Alone was frightening. Almost more frightening than the terrible, monstrous darrokken or the evil Eld soldiers that had attacked Teleon. Almost more frightening than the sight of Kieran screaming as he disappeared beneath an avalanche of dirt, rock, and toppling trees.

"Kieran?” she cried. "Kiel? Anybody?"

There was still no answer.

Lillis blinked back tears and clutched her small kitten to her chest. They're not coming, Snowfoot. I don't think anyone's coming." In the sling tied around her neck, her black-and-white kitten mewed and squirmed and sank its tiny sharp claws into the wool jacket covering Lillis's pinafore.

Papa had always told Lillis, "If ever you get lost, kitling, stay right where you are. Your mama and I will come to find you." But Mama was dead—killed by the same evil people who had attacked Teleon—and Lillis had waited long enough in the white blindness of the Mists to know that either no one was still alive to find her or they were looking in the wrong place.

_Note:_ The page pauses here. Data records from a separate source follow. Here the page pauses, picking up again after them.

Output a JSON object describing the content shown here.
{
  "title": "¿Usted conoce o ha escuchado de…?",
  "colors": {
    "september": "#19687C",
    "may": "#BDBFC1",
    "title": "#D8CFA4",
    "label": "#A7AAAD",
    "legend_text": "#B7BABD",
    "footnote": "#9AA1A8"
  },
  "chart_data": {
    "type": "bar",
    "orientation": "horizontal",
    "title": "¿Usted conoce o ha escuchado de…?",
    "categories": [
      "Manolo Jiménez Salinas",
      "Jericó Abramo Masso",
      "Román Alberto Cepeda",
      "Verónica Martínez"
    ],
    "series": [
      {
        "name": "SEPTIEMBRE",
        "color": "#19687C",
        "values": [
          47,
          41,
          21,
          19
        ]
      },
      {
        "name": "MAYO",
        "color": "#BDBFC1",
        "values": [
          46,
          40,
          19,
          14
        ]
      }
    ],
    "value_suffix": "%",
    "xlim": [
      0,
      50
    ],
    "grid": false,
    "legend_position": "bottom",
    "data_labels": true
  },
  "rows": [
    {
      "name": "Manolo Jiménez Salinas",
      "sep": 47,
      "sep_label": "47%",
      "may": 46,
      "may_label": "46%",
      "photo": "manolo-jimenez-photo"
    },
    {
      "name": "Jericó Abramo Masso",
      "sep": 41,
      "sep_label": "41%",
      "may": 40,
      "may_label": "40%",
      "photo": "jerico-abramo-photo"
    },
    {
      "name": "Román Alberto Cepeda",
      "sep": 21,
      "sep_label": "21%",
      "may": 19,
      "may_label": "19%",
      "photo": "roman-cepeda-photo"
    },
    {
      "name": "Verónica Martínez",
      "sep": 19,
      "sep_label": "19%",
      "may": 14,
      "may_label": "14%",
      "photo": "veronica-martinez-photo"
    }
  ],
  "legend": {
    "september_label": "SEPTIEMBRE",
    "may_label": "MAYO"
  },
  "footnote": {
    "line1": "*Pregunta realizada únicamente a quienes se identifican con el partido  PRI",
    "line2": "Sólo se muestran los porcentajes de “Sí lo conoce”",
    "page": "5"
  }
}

Either way, she couldn't stay here.

She stroked Snowfoot's soft fur and hummed a little song Ellie had always sung to Lillis and Lorelle when they were frightened or upset. The tune didn't soothe Lillis like it did when Ellie sang it, but Snowfoot stopped his anxious mewing.

"I’ll bet you're getting hungry and thirsty, aren't you?" Lillis murmured to the kitten. "I know I am." She wrapped her thin arms around the tiny feline, cuddling it closer and pressing her face to the soft fur at the top of its head. "Come on, Snowfoot," she said. "Let's go find Papa and Lorelle."